Despite its Georgian appearance, it was built between 1860 and 1862 to a design by Edmund Wallace Elmslie and inspired by the Erectheum on the Acropolis in Greece. The house was a lavish example of neo-Palladian architecture with a six-column portico, whilst on the south front a huge orangery, now known as the palm house, was added in 1875 and was thought to be the tallest in Europe.  The interior features a fine pillared main Hall with a rare blue and white glass ceiling, and the main reception rooms retain many original features.  At it’s height in 1876, the estate extended to over 2,500 acres with the classically beautiful Whitbourne Hall sitting proudly at the centre.
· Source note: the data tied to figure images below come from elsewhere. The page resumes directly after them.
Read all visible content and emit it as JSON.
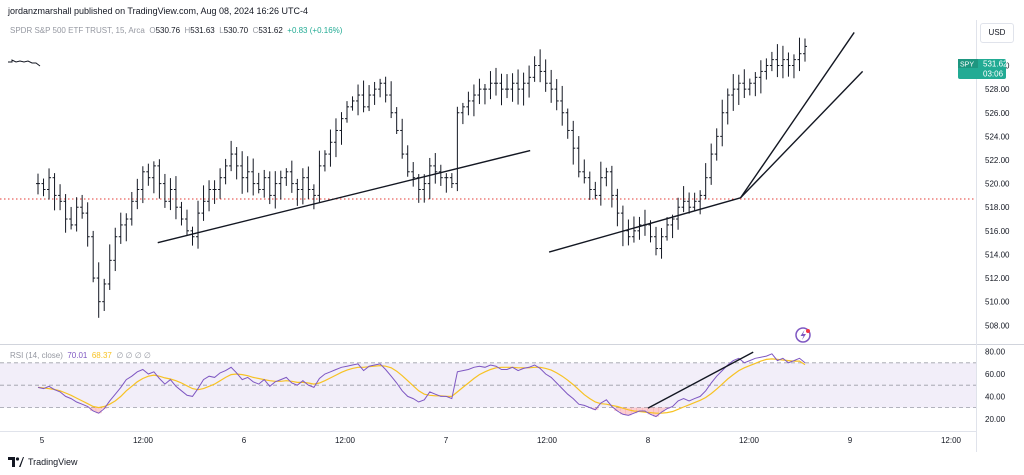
{
  "header": {
    "published_by": "jordanzmarshall published on TradingView.com, Aug 08, 2024 16:26 UTC-4"
  },
  "legend": {
    "symbol_desc": "SPDR S&P 500 ETF TRUST, 15, Arca",
    "o_label": "O",
    "o": "530.76",
    "h_label": "H",
    "h": "531.63",
    "l_label": "L",
    "l": "530.70",
    "c_label": "C",
    "c": "531.62",
    "change": "+0.83 (+0.16%)"
  },
  "currency": "USD",
  "price_tag": {
    "symbol": "SPY",
    "price": "531.62",
    "countdown": "03:06"
  },
  "rsi_legend": {
    "label": "RSI (14, close)",
    "rsi": "70.01",
    "ma": "68.37",
    "extras": "∅ ∅ ∅ ∅"
  },
  "footer": {
    "brand": "TradingView"
  },
  "colors": {
    "bar": "#131722",
    "rsi": "#7e57c2",
    "rsi_ma": "#f7c223",
    "dotted_line": "#e53935",
    "price_tag": "#22ab94"
  },
  "chart_data": [
    {
      "type": "ohlc",
      "symbol": "SPY",
      "interval": "15",
      "x_tick_labels": [
        "5",
        "12:00",
        "6",
        "12:00",
        "7",
        "12:00",
        "8",
        "12:00",
        "9",
        "12:00"
      ],
      "y_tick_labels": [
        "508.00",
        "510.00",
        "512.00",
        "514.00",
        "516.00",
        "518.00",
        "520.00",
        "522.00",
        "524.00",
        "526.00",
        "528.00",
        "530.00"
      ],
      "ylim": [
        506.5,
        532.5
      ],
      "last_price": 531.62,
      "reference_line": 518.7,
      "close_series": [
        520.0,
        519.5,
        520.5,
        519.0,
        518.5,
        517.0,
        516.5,
        518.0,
        517.5,
        515.5,
        512.0,
        510.0,
        511.5,
        513.5,
        515.5,
        516.5,
        517.0,
        518.5,
        519.5,
        521.0,
        520.5,
        521.5,
        520.0,
        518.5,
        519.5,
        518.0,
        517.0,
        516.0,
        515.5,
        517.5,
        518.5,
        519.5,
        519.5,
        520.5,
        521.5,
        522.5,
        521.5,
        520.5,
        521.0,
        520.0,
        519.5,
        520.5,
        519.0,
        520.0,
        520.5,
        521.0,
        520.0,
        519.5,
        520.5,
        519.5,
        519.0,
        521.5,
        522.5,
        523.5,
        524.5,
        525.5,
        526.5,
        527.0,
        527.5,
        526.5,
        527.5,
        528.0,
        528.5,
        527.5,
        526.0,
        524.5,
        522.5,
        521.0,
        520.5,
        519.5,
        520.0,
        521.5,
        521.0,
        520.5,
        520.5,
        520.0,
        526.0,
        526.5,
        527.0,
        527.5,
        528.0,
        528.0,
        528.5,
        528.5,
        528.0,
        528.0,
        528.5,
        528.0,
        528.5,
        529.0,
        530.0,
        529.5,
        528.5,
        528.0,
        527.0,
        526.0,
        524.5,
        523.0,
        521.0,
        520.5,
        519.5,
        519.0,
        520.5,
        521.0,
        519.0,
        517.5,
        516.0,
        515.5,
        516.0,
        516.5,
        516.5,
        515.5,
        514.5,
        515.5,
        516.5,
        517.0,
        518.0,
        518.5,
        518.0,
        518.5,
        519.0,
        520.5,
        522.5,
        524.0,
        526.0,
        527.5,
        528.0,
        528.5,
        528.0,
        528.5,
        529.0,
        529.5,
        530.0,
        530.5,
        530.0,
        530.5,
        530.0,
        530.5,
        531.0,
        531.62
      ],
      "trendlines": [
        {
          "from": [
            "Aug 05 13:45",
            515.0
          ],
          "to": [
            "Aug 07 10:00",
            522.8
          ]
        },
        {
          "from": [
            "Aug 07 12:15",
            514.2
          ],
          "to": [
            "Aug 08 11:00",
            518.8
          ]
        },
        {
          "from": [
            "Aug 08 11:00",
            518.8
          ],
          "to": [
            "Aug 09 00:30",
            532.8
          ]
        },
        {
          "from": [
            "Aug 08 11:00",
            518.8
          ],
          "to": [
            "Aug 09 01:30",
            529.5
          ]
        }
      ]
    },
    {
      "type": "line",
      "name": "RSI (14, close)",
      "y_tick_labels": [
        "20.00",
        "40.00",
        "60.00",
        "80.00"
      ],
      "ylim": [
        10,
        85
      ],
      "bands": [
        30,
        50,
        70
      ],
      "series": [
        {
          "name": "RSI",
          "values": [
            48,
            47,
            49,
            46,
            44,
            40,
            38,
            35,
            33,
            31,
            27,
            25,
            29,
            36,
            42,
            48,
            55,
            58,
            62,
            64,
            60,
            62,
            56,
            51,
            55,
            49,
            45,
            41,
            40,
            47,
            55,
            58,
            57,
            61,
            63,
            66,
            61,
            55,
            57,
            53,
            51,
            55,
            49,
            53,
            55,
            57,
            52,
            50,
            54,
            50,
            48,
            56,
            60,
            62,
            64,
            66,
            67,
            68,
            69,
            63,
            67,
            68,
            69,
            64,
            58,
            52,
            45,
            40,
            38,
            35,
            37,
            44,
            42,
            40,
            40,
            38,
            62,
            63,
            64,
            66,
            67,
            66,
            68,
            67,
            64,
            64,
            66,
            63,
            65,
            66,
            68,
            65,
            60,
            57,
            52,
            47,
            42,
            38,
            33,
            32,
            30,
            28,
            34,
            37,
            31,
            27,
            24,
            23,
            25,
            27,
            27,
            24,
            22,
            26,
            29,
            31,
            36,
            38,
            36,
            38,
            40,
            45,
            52,
            58,
            63,
            68,
            72,
            74,
            70,
            72,
            74,
            75,
            76,
            78,
            72,
            74,
            70,
            72,
            74,
            70.01
          ]
        },
        {
          "name": "RSI MA",
          "values": [
            48,
            47.5,
            47,
            46.2,
            45,
            43,
            41,
            38.5,
            36,
            33.5,
            31,
            30,
            31,
            33,
            36,
            40,
            45,
            49,
            53,
            56,
            58,
            59,
            58,
            56.5,
            55.5,
            54,
            52,
            49.5,
            47,
            46,
            47,
            49,
            51,
            54,
            57,
            59.5,
            60,
            59.5,
            58.5,
            57,
            56,
            55,
            54,
            53.5,
            53.5,
            54,
            53.5,
            52.5,
            52.5,
            52,
            51,
            52,
            54,
            56.5,
            59,
            61.5,
            63.5,
            65,
            66,
            66,
            66.5,
            67,
            67.5,
            67,
            65.5,
            62.5,
            58.5,
            54,
            49.5,
            45,
            42,
            41,
            40.5,
            40.5,
            40,
            40,
            44,
            48,
            52,
            56,
            59.5,
            62,
            64,
            65.5,
            66,
            66,
            66,
            65.5,
            65.5,
            65.5,
            66,
            66,
            65,
            63.5,
            61,
            58,
            54.5,
            50.5,
            46,
            41.5,
            38,
            35,
            33.5,
            33,
            32,
            31,
            29.5,
            28,
            27,
            26.5,
            26,
            25.5,
            25,
            25,
            25.5,
            26.5,
            28.5,
            30.5,
            32.5,
            34.5,
            36.5,
            39,
            42.5,
            46.5,
            51,
            55.5,
            59.5,
            63,
            65.5,
            67.5,
            69.5,
            71.5,
            73,
            73.5,
            73,
            72.5,
            72,
            71.5,
            71.5,
            68.37
          ]
        }
      ],
      "trendline": {
        "from": [
          "Aug 08 00:00",
          29.5
        ],
        "to": [
          "Aug 08 12:30",
          79.5
        ]
      }
    }
  ]
}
Remarkably, the Hall remained in the Evans family until 1980, when it was purchased by Whitbourne Hall Community Ltd to be run as a communal housing project with individual apartments and set in eight acres of gardens.  This original arrangement floundered and a commercial company was created to run the house as a more conventional managed community of 23 apartments.  The main rooms have been preserved much as they were with the Morning and Drawing Rooms retaining their original wall coverings.  However the sheer scale of the house means that the average annual maintenance bill is about £42,000 – and due to extensive and significant work required to maintain a house of this quality, that bill is expected to double in 2011, posing serious problems for the residents.  Extensive restoration is now required as the house is now suffering from a catalogue of issues including failing plasterwork as water penetrates through the coffered ceiling of the main hall.    Curiously Whitbourne Hall doesn’t seem to be on the English Heritage Buildings at Risk Register – it would be interesting to know why not.
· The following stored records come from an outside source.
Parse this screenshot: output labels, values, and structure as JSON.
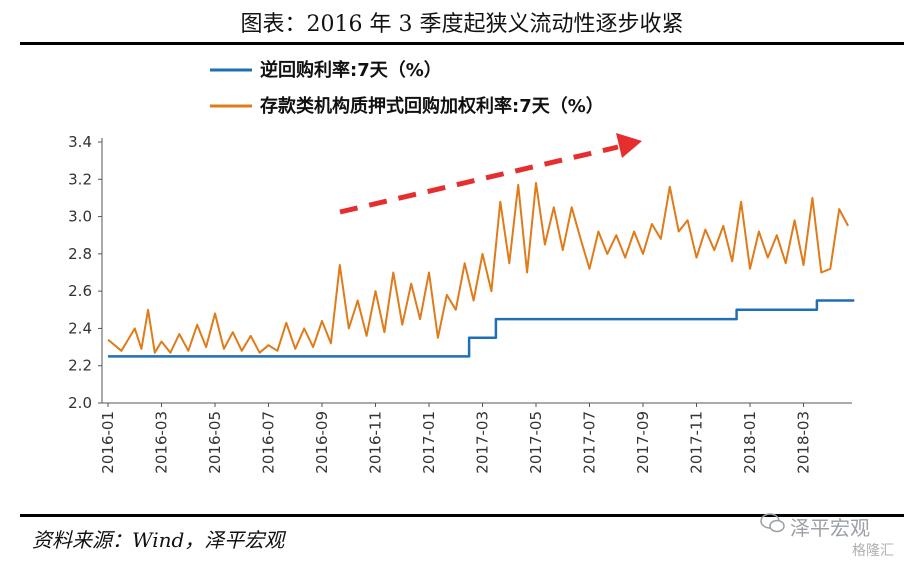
{
  "header": {
    "title": "图表：2016 年 3 季度起狭义流动性逐步收紧"
  },
  "footer": {
    "source": "资料来源：Wind，泽平宏观",
    "watermark": "泽平宏观",
    "watermark2": "格隆汇"
  },
  "colors": {
    "series1": "#1f6fb5",
    "series2": "#e07b1a",
    "arrow": "#e62e2e",
    "axis": "#555555"
  },
  "chart_data": {
    "type": "line",
    "title": "",
    "xlabel": "",
    "ylabel": "",
    "ylim": [
      2.0,
      3.4
    ],
    "yticks": [
      "2.0",
      "2.2",
      "2.4",
      "2.6",
      "2.8",
      "3.0",
      "3.2",
      "3.4"
    ],
    "xticks": [
      "2016-01",
      "2016-03",
      "2016-05",
      "2016-07",
      "2016-09",
      "2016-11",
      "2017-01",
      "2017-03",
      "2017-05",
      "2017-07",
      "2017-09",
      "2017-11",
      "2018-01",
      "2018-03"
    ],
    "legend_position": "top-left",
    "annotation": "upward-trend-arrow",
    "series": [
      {
        "name": "逆回购利率:7天（%）",
        "color": "#1f6fb5",
        "points": [
          [
            "2016-01",
            2.25
          ],
          [
            "2017-02",
            2.25
          ],
          [
            "2017-02",
            2.35
          ],
          [
            "2017-03",
            2.35
          ],
          [
            "2017-03",
            2.45
          ],
          [
            "2017-12",
            2.45
          ],
          [
            "2017-12",
            2.5
          ],
          [
            "2018-03",
            2.5
          ],
          [
            "2018-03",
            2.55
          ],
          [
            "2018-04",
            2.55
          ]
        ]
      },
      {
        "name": "存款类机构质押式回购加权利率:7天（%）",
        "color": "#e07b1a",
        "points": [
          [
            "2016-01",
            2.34
          ],
          [
            "2016-01",
            2.28
          ],
          [
            "2016-02",
            2.4
          ],
          [
            "2016-02",
            2.29
          ],
          [
            "2016-02",
            2.5
          ],
          [
            "2016-02",
            2.27
          ],
          [
            "2016-03",
            2.33
          ],
          [
            "2016-03",
            2.27
          ],
          [
            "2016-03",
            2.37
          ],
          [
            "2016-04",
            2.28
          ],
          [
            "2016-04",
            2.42
          ],
          [
            "2016-04",
            2.3
          ],
          [
            "2016-05",
            2.48
          ],
          [
            "2016-05",
            2.29
          ],
          [
            "2016-05",
            2.38
          ],
          [
            "2016-06",
            2.28
          ],
          [
            "2016-06",
            2.36
          ],
          [
            "2016-06",
            2.27
          ],
          [
            "2016-07",
            2.31
          ],
          [
            "2016-07",
            2.28
          ],
          [
            "2016-07",
            2.43
          ],
          [
            "2016-08",
            2.29
          ],
          [
            "2016-08",
            2.4
          ],
          [
            "2016-08",
            2.3
          ],
          [
            "2016-09",
            2.44
          ],
          [
            "2016-09",
            2.32
          ],
          [
            "2016-09",
            2.74
          ],
          [
            "2016-10",
            2.4
          ],
          [
            "2016-10",
            2.55
          ],
          [
            "2016-10",
            2.36
          ],
          [
            "2016-11",
            2.6
          ],
          [
            "2016-11",
            2.38
          ],
          [
            "2016-11",
            2.7
          ],
          [
            "2016-12",
            2.42
          ],
          [
            "2016-12",
            2.64
          ],
          [
            "2016-12",
            2.45
          ],
          [
            "2017-01",
            2.7
          ],
          [
            "2017-01",
            2.35
          ],
          [
            "2017-01",
            2.58
          ],
          [
            "2017-02",
            2.5
          ],
          [
            "2017-02",
            2.75
          ],
          [
            "2017-02",
            2.55
          ],
          [
            "2017-03",
            2.8
          ],
          [
            "2017-03",
            2.6
          ],
          [
            "2017-03",
            3.08
          ],
          [
            "2017-04",
            2.75
          ],
          [
            "2017-04",
            3.17
          ],
          [
            "2017-04",
            2.7
          ],
          [
            "2017-05",
            3.18
          ],
          [
            "2017-05",
            2.85
          ],
          [
            "2017-05",
            3.05
          ],
          [
            "2017-06",
            2.82
          ],
          [
            "2017-06",
            3.05
          ],
          [
            "2017-06",
            2.88
          ],
          [
            "2017-07",
            2.72
          ],
          [
            "2017-07",
            2.92
          ],
          [
            "2017-07",
            2.8
          ],
          [
            "2017-08",
            2.9
          ],
          [
            "2017-08",
            2.78
          ],
          [
            "2017-08",
            2.92
          ],
          [
            "2017-09",
            2.8
          ],
          [
            "2017-09",
            2.96
          ],
          [
            "2017-09",
            2.88
          ],
          [
            "2017-10",
            3.16
          ],
          [
            "2017-10",
            2.92
          ],
          [
            "2017-10",
            2.98
          ],
          [
            "2017-11",
            2.78
          ],
          [
            "2017-11",
            2.93
          ],
          [
            "2017-11",
            2.82
          ],
          [
            "2017-12",
            2.95
          ],
          [
            "2017-12",
            2.76
          ],
          [
            "2017-12",
            3.08
          ],
          [
            "2018-01",
            2.72
          ],
          [
            "2018-01",
            2.92
          ],
          [
            "2018-01",
            2.78
          ],
          [
            "2018-02",
            2.9
          ],
          [
            "2018-02",
            2.75
          ],
          [
            "2018-02",
            2.98
          ],
          [
            "2018-03",
            2.74
          ],
          [
            "2018-03",
            3.1
          ],
          [
            "2018-03",
            2.7
          ],
          [
            "2018-04",
            2.72
          ],
          [
            "2018-04",
            3.04
          ],
          [
            "2018-04",
            2.95
          ]
        ]
      }
    ]
  }
}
One of the perennial difficulties of owning a country house is not just the huge costs such as heating but also the ongoing maintenance (as demonstrated by the Earl Spencer’s sale), the costs of which, rise significantly the higher the classification.   With the paucity of public grants for maintenance it falls to the owners to seek innovative ways to make these wonderful houses financially self-sufficient if possible.  However, as Country House Rescue often shows, it’s the owners who can sometimes be the problem who need to be convinced before they become part of the solution.